Wildlife foods are important throughout the year, but winter foods are among the most important because they are available during a time when natural foods become uncommon. Deer coming off the laborious breeding season need an energy-rich food source to rebuild their body mass. Newly-impregnated does need nutritious meals regularly to provide their embryos crucial nutrition for healthy development. Even though the Carolinas are still considered the South, extended periods of freezing temperatures are common. Deer and other wildlife must keep their bellies full over the winter to fuel their metabolisms and stay warm.
Without a doubt, the forested and successional regions of the Carolinas produce a wide variety of natural browse, including leaves, needles, buds, and twigs. While these natural foods contain energy, their palatability, nutrient content, and likeness are far from preferred. Deer and other wildlife struggle to survive on marginal food sources available in winter. Wildlife will seek out and make homes near the best food sources available in the area. A well-kept food plot full of tasty treats is a real Christmas present for wandering wildlife that detect its location, allowing them to triumph over winter conditions.
Out of all the food-plot seeds available, very few lack proper nutrition and palatability. However, some crops deteriorate quickly from maturation and heavy browsing. Basically, some food-plot seeds are more or less tolerable of browsing than others. Oats, wheat and rye are great winter foods tolerable of heavy browsing. These cool-season plots begin serving lunch just as the tender young plants erupt through the soil's surface.
Heavy browsing will invigorate growth of the clipped terminal tissue, but constant pressure on these food plots will deplete the fertility of the soils down beneath. Cool-season plots of oats, wheat and rye can benefit from nutrient enrichment. Even though phosphorus and potash are important for the growth of these crops, these nutrients will sustain within the soil from planting. Nitrogen can be depleted quickly in areas experiencing heavy browsing, and it is a necessary nutrient for growth of wheat, oats, and rye. A top dressing of nitrogen in December or January will activate and invigorate extra growth from these crops. Depending on the level of grazing, an application of 30 to 50 pounds per acre of nitrogen can be applied during mild weather and periods of normal rainfall.
Get duck boxes ready
The wood duck is among the most attractive and most plentiful ducks available for hunters in the Carolinas. While some wood ducks migrate in from other states, we have a substantial resident population referred by man local hunters as "summer ducks." In the wild, wood ducks construct their nests in dead snags near water, but they will readily-use wooden boxes erected above the ground. With the nesting season just around the corner, duck boxes should be erected, and existing boxes should be cleaned out in time to welcome nesting hens to the area.
Even though Mother Nature provides natural nests for wood ducks, their availability is poor.
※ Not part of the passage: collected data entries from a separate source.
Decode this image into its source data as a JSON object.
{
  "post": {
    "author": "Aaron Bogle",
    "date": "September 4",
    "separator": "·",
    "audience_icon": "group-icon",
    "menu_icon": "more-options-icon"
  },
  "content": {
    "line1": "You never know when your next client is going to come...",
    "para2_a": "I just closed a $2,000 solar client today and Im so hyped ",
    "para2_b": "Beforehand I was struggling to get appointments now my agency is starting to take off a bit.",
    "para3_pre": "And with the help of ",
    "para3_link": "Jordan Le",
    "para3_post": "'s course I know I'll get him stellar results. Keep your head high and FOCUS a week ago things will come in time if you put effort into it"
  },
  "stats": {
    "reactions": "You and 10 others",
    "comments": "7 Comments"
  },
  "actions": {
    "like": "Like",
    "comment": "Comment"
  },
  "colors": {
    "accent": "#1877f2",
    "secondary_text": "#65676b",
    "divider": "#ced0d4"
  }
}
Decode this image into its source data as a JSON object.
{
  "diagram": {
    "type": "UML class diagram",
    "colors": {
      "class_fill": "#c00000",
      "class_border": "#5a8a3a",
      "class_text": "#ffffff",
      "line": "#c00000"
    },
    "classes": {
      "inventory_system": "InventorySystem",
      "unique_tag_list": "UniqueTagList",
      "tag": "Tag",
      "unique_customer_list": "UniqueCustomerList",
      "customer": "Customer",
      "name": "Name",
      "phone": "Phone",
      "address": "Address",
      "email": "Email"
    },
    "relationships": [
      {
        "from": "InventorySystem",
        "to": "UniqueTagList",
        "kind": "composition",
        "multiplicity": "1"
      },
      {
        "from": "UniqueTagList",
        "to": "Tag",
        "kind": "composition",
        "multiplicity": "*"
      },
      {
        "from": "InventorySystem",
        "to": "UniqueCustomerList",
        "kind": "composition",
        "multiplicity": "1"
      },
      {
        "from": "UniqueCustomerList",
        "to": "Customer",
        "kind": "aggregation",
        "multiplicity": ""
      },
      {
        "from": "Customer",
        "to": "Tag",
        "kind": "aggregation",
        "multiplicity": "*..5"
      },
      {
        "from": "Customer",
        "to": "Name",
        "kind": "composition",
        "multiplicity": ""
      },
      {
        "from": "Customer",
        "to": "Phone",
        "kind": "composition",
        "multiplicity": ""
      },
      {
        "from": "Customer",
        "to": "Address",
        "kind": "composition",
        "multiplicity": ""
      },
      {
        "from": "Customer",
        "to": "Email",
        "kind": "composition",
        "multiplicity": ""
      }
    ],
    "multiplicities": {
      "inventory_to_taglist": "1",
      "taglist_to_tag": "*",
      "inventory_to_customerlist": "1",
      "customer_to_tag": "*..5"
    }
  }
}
Duck boxes are proven to increase hatching and survival of wood ducks, an obviously positive effect on the regional wood duck population. New boxes should be erected above water or within 50 yards of standing water to capture a hen's attention during the nesting season.
While building and erecting enough duck boxes is important, seasonal maintenance of existing boxes is just as crucial. Proper maintenance will ensure the nest's viability. Annual maintenance should be completed during early fall and winter, but no later than January to allow for the highest chance for the wood ducks using the boxes.
Old shavings, egg shell material and foreign debris should be removed and replaced with new bedding material. Duck nests are prime targets for pesky predators, including snakes and raccoons. Predator guards are preferred and engineered to prevent uninvited guests from entering the nest. Predator guards should be inspected and repaired if necessary to prevent nests from being disturbed.
Keep quail behind bars
Quail season is well underway, and while the population of the South's favorite gamebird remains low as compared to the historic numbers, sustainable wild populations thrive in areas with adequate habitat and controlled harvest. Even though numbers may be low, hunters and wildlife managers should restrain from releasing pen-raised birds to supplement their native population.
Commercial quail-hunting preserves around the Carolinas routinely purchase and release quail to be immediately-harvested. While these controlled hunts harvest the majority of their released birds, over time, some birds escape after each release into the wild. These pen-raised birds lack survival instincts and become a quick meal for the local avian and 4-legged predators in the area. In fact, these commercial hunting preserves attract predators from adjoining lands to take part in the carnage of the escapees. But they also will take out their fair share of native birds and small mammals. Hawks, foxes, bobcats, and coyotes become aware of the bumper food source and move into the area to feed.
Not only does releasing pen-raised birds increase predator awareness, these birds transmit diseases and parasites to wild birds, causing massive mortality among native flocks. Increased production of pen-raised birds and disease control methods of commercial flocks has created additional strains of these harmful micro-organisms potentially-causing more damage to native populations.
Wildlife managers and hunters should refrain from releasing pen-raised birds on their property. Instead, habitat management/manipulation techniques, such as prescribed fire, plantings, reduced mowing, and others should be incorporated to increase preferred accommodations and concessions preferred by bobwhite quail.